要知道他们的星白师兄,是神羡林出了名的洁癖精。
完蛋了出门前林长还吩咐好,要好好照顾师兄,不然神羡林这次排名危已~
张弟子突然脑中灵光一闪,难道至高门打的是这个主意?
想让所有弟子参赛前先双脚发软,立不了打不了,况且谁不知道星白师兄的名气。
肯定是把星白师兄当作案例来分析,好你个至高门原来打的是这个主意。
拥有同样想法的还有刚到场的剑鸣宫等人,剑鸣宫的齐长老眼神锐利的看着至高门的灵船。
“没想到还没进入会场,就已经有门派按捺不住了。
所有弟子听令!进入会场后,除了剑鸣宫的人谁要不要相信!”
说完齐长老无奈地看了一眼,在旁边角落睡得正香的君斯年。
一头白发的少年有着一张可爱的娃娃脸,君斯年感受到长老的视线。
手指揉了揉眼睛,慢吞吞,没错是慢吞吞地站了起来。
恢复视线之后,立刻闻到了一股难以言喻的臭味,君斯年皱着眉头,“齐…长…老…,前面灵舟….哈切!好臭啊~”
齐长老看着君家的宝贝疙瘩,按道理来说先天剑体,进入他们剑鸣宫他应该高兴才是。
谁知道这孩子是这样慢吞吞的性格,不过好在他出剑倒是不慢,这是最值得欣慰的一点了。
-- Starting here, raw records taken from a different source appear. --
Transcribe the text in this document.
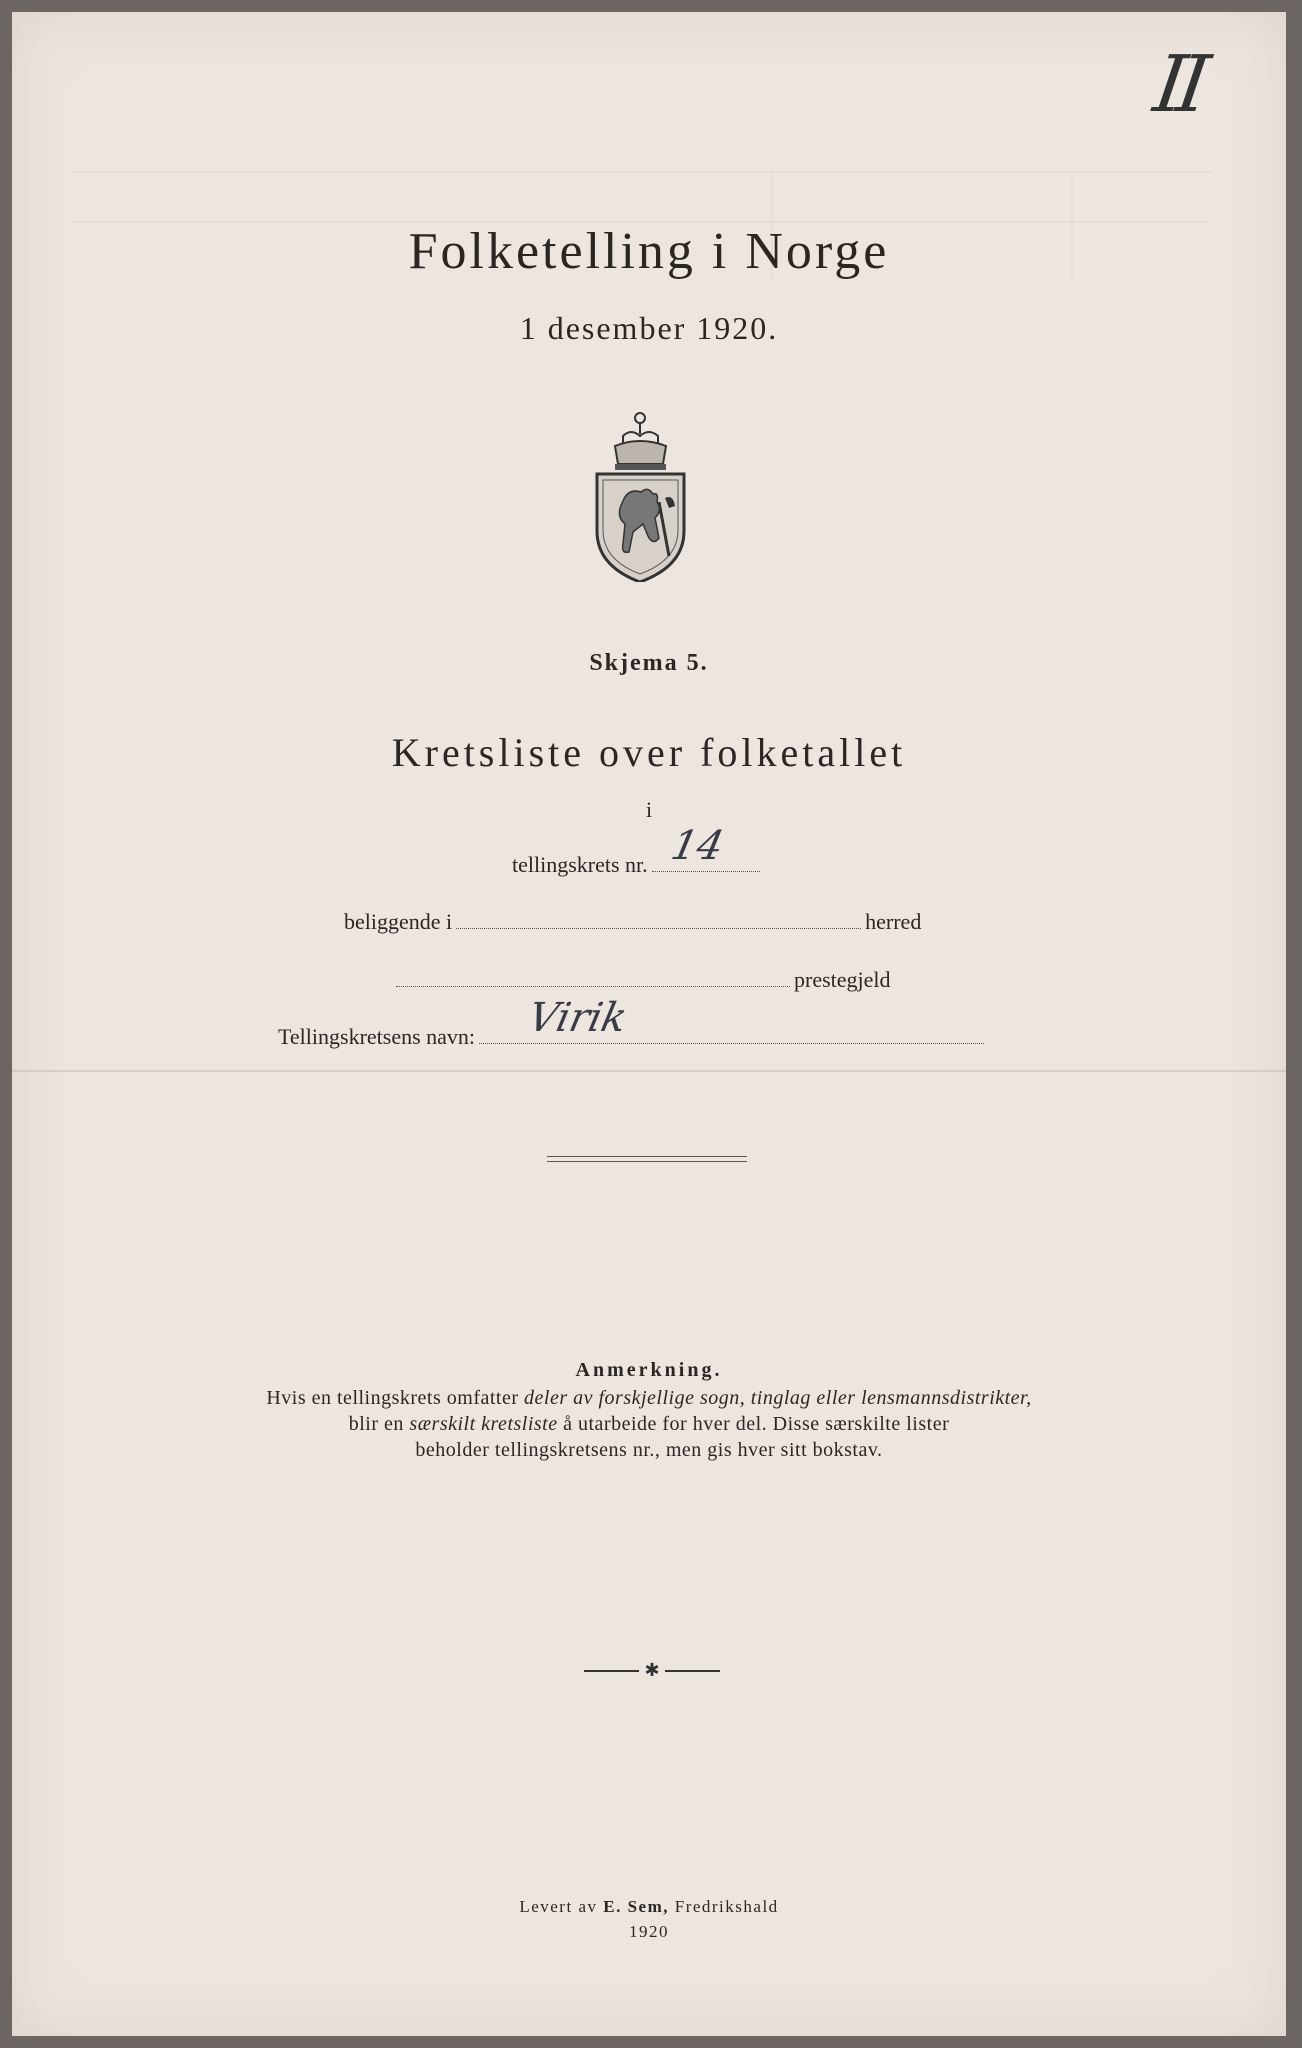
II
Folketelling i Norge
1 desember 1920.
Skjema 5.
Kretsliste over folketallet
i
tellingskrets nr. 14
beliggende i	herred
prestegjeld
Tellingskretsens navn: Virik
Anmerkning.
Hvis en tellingskrets omfatter deler av forskjellige sogn, tinglag eller lensmannsdistrikter,
blir en særskilt kretsliste å utarbeide for hver del. Disse særskilte lister
beholder tellingskretsens nr., men gis hver sitt bokstav.
✱
Levert av E. Sem, Fredrikshald
1920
(流泪猫头表情)
齐长老一直都是风风火火的性格,一下灵舟直接找到了灵宣宗的长老。
“你们灵宣宗没发现吗?臭气的来源就在至高门上,赶快让他们下来!”
灵宣宗的长老可不想在门派大比前,就得罪最有竞争力的剑鸣宫。
自己立刻飞升上前,拦住了还在空中转悠的至高门等人。
一踏入甲板原本难以忍受的臭气都消失不见, 灵宣宗长老本来还不相信神羡林弟子蛐蛐至高门的话。
现在信了八成,就凭自己驾驶着灵舟不忍受臭气,把臭气都带给别人。
怪不得在空中转悠那么久还不下来,一起到场的幻衍门早就下来了。
灵宣宗长老压抑着怒气望甲板,甲板上只有一群弟子在嬉戏打闹,一位长老都没有。
“你们至高门的领队长老呢?”
一名弟子见是灵宣宗的长老服饰,毕恭毕敬地说道:“丁长老正在房内休息,不知长老…….”
弟子话还没有说完,灵宣宗的长老立刻寻找,每间房门都踹开,终于见到了酣睡的丁长老。